The Chicago Motor Club has been restored (also by Alessandro) as a Hampton Inn, whose must-see feature is the original 30-foot-long John Warner Norton mural in the lobby — a map of the United States and its (very few) roads at the time the motor club building opened in 1929. And the 1923 London Guarantee & Accident Building was just reopened by Hilton as a hotel called LondonHouse, with a three-level rooftop bar high above the Chicago River.
All of these jewels welcome gawkers, even if they’re not staying. “They don’t mind if you come in and look around,” said Green, the docent.
A lot more doors like these are opening to guests and visitors alike.
In Los Angeles, a city not often thought of for its historic landmarks, several new hotels have found some: The new Freehand is in the 1924 Commercial Exchange Building downtown, the Ace in the 1927 United Artist Building, and the NoMad in the headquarters built in 1923 for the Bank of Italy.
The Ace includes an over-the-top Spanish Gothic-style theater designed in part by the silent film star Mary Pickford and now meticulously restored; the NoMad is a sister property of the hotel of the same name in New York’s North of Madison Park neighborhood, in the 1905 Beaux Arts former headquarters of National Cash Register and where guests enjoy, among other things, bathrooms with claw-footed, freestanding tubs. Also in New York, the Jane Hotel is in a former sailors’ hostel with original nautical flourishes
There are Ace hotels in New Orleans, too, in a high-ceilinged onetime art deco furniture store at the edge of the centrally located warehouse district, and in Pittsburgh in a 100-year-old restored YMCA building whose gym remains as a function space.
The new 21c Museum Hotel Lexington in Kentucky shares the 103-year-old former First National Bank Building in that city with a museum and cultural center. In Savannah, the Brice is in a onetime Coca-Cola bottling plant built in the 1860s as a livery.
The Argos Inn in Ithaca was once a 19th-century private club that later became the headquarters of the baking wholesaler Duncan Hines.
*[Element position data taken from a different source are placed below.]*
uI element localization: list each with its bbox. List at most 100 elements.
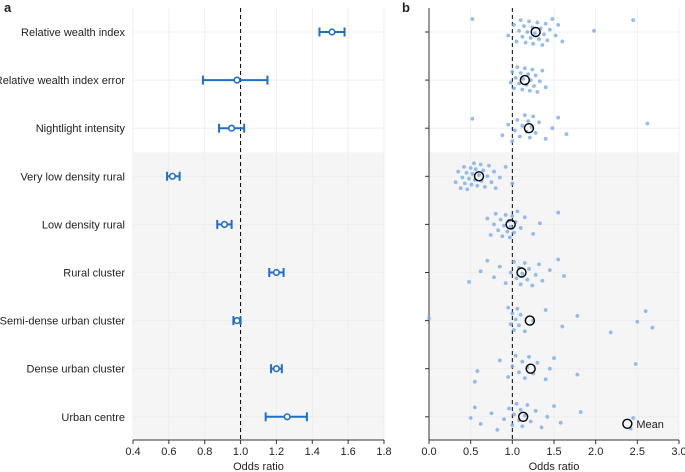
panel-b-x-ticks: 0.0 0.5 1.0 1.5 2.0 2.5 3.0 <box>421 31 685 458</box>
model-point <box>517 28 521 33</box>
model-point <box>631 416 636 420</box>
model-point <box>556 23 561 27</box>
model-point <box>521 77 526 81</box>
model-point <box>492 275 496 280</box>
panel-a-tick-label: 0.4 <box>125 446 140 458</box>
model-point <box>564 132 569 137</box>
category-label: Very low density rural <box>20 171 125 183</box>
mean-marker <box>523 122 535 134</box>
model-point <box>560 324 565 329</box>
panel-b-points <box>427 17 655 432</box>
model-point <box>512 23 516 27</box>
model-point <box>520 424 525 429</box>
mean-marker <box>519 74 531 86</box>
point-estimate <box>220 220 229 228</box>
model-point <box>517 81 521 86</box>
model-point <box>510 181 515 186</box>
model-point <box>518 282 523 287</box>
model-point <box>537 120 541 125</box>
estimate-with-ci <box>268 268 285 277</box>
model-point <box>635 319 640 324</box>
model-point <box>539 425 544 430</box>
model-point <box>542 32 546 37</box>
model-point <box>510 423 515 427</box>
model-point <box>633 362 638 366</box>
model-point <box>506 122 511 127</box>
panel-b-tick-label: 0.5 <box>463 446 478 458</box>
model-point <box>512 230 516 235</box>
model-point <box>643 309 648 314</box>
model-point <box>492 222 496 227</box>
estimate-with-ci <box>264 412 308 422</box>
model-point <box>481 168 486 173</box>
panel-b-tick-label: 2.0 <box>588 446 603 458</box>
model-point <box>508 224 513 229</box>
model-point <box>510 214 515 219</box>
model-point <box>489 411 494 416</box>
model-point <box>556 115 561 120</box>
model-point <box>522 215 527 220</box>
model-point <box>522 376 527 381</box>
model-point <box>552 356 556 360</box>
legend-mean-marker <box>622 418 633 429</box>
model-point <box>507 406 511 411</box>
panel-a-tick-label: 0.8 <box>197 446 212 458</box>
model-point <box>512 86 516 91</box>
model-point <box>503 164 508 169</box>
model-point <box>485 174 490 179</box>
model-point <box>488 233 493 237</box>
model-point <box>514 276 519 281</box>
mean-marker <box>516 267 527 278</box>
model-point <box>512 328 516 332</box>
model-point <box>469 182 474 187</box>
model-point <box>458 186 463 191</box>
model-point <box>535 90 540 94</box>
model-point <box>472 161 476 166</box>
model-point <box>489 180 494 185</box>
legend-mean-label: Mean <box>636 419 664 431</box>
model-point <box>512 412 516 417</box>
model-point <box>465 187 470 192</box>
model-point <box>503 213 508 217</box>
model-point <box>543 21 548 26</box>
model-point <box>502 223 506 228</box>
panel-b-x-axis-label: Odds ratio <box>529 461 580 472</box>
model-point <box>533 73 538 78</box>
model-point <box>530 283 535 288</box>
model-point <box>545 414 550 419</box>
estimate-with-ci <box>218 123 246 133</box>
model-point <box>533 408 538 413</box>
model-point <box>493 186 498 191</box>
model-point <box>482 185 487 189</box>
estimate-with-ci <box>166 171 181 181</box>
model-point <box>507 235 512 240</box>
model-point <box>485 258 490 263</box>
model-point <box>508 80 513 85</box>
model-point <box>560 39 565 44</box>
model-point <box>540 68 545 73</box>
model-point <box>514 39 519 44</box>
model-point <box>517 323 521 328</box>
model-point <box>608 330 613 335</box>
model-point <box>535 360 540 365</box>
model-point <box>522 329 527 334</box>
model-point <box>562 274 566 278</box>
model-point <box>464 170 469 175</box>
model-point <box>487 163 491 168</box>
model-point <box>497 358 502 363</box>
model-point <box>462 164 466 169</box>
model-point <box>552 404 556 409</box>
model-point <box>526 72 531 77</box>
panel-a-category-labels: Relative wealth index Relative wealth ind… <box>0 27 125 424</box>
model-point <box>522 413 527 418</box>
panel-b-letter: b <box>402 0 410 15</box>
model-point <box>520 123 525 128</box>
panel-a-tick-label: 1.4 <box>305 446 320 458</box>
panel-b-tick-label: 3.0 <box>671 446 685 458</box>
point-estimate <box>272 268 281 277</box>
model-point <box>526 119 531 124</box>
model-point <box>500 234 505 239</box>
mean-marker <box>473 171 485 182</box>
model-point <box>527 267 531 271</box>
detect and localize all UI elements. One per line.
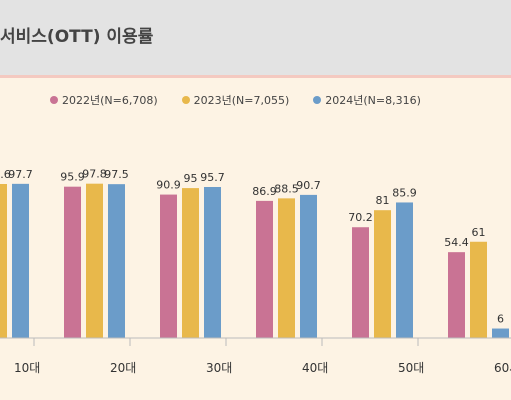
- bar: [278, 198, 295, 338]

The Hotel Skyler in Syracuse was formerly a synagogue built in 1921. And the new 45-room Hotel on North in Pittsfield, opened by the same company that owns the Red Lion Inn in Stockbridge, is in an historic former department store.
Historic spaces are also being converted into hotels in Seattle, where two are under renovation in the Pioneer Square neighborhood: the J&M and the Metropole, in two largely abandoned and even fire-damaged 19th-century buildings — the J&M a onetime brothel and much later a club where Jimi Hendrix and Nirvana played.
“It’s about getting away from the mundane of the large chains,” said David Steinbach, the 33-year-old chief hospitality officer of those Seattle projects, who also credits travelers’ experiences with AirBnB for this trend. “My generation for sure, when we travel, we want to experience the destination that we’re in. Those hotel chains are never going to go away, but people are looking for different options.”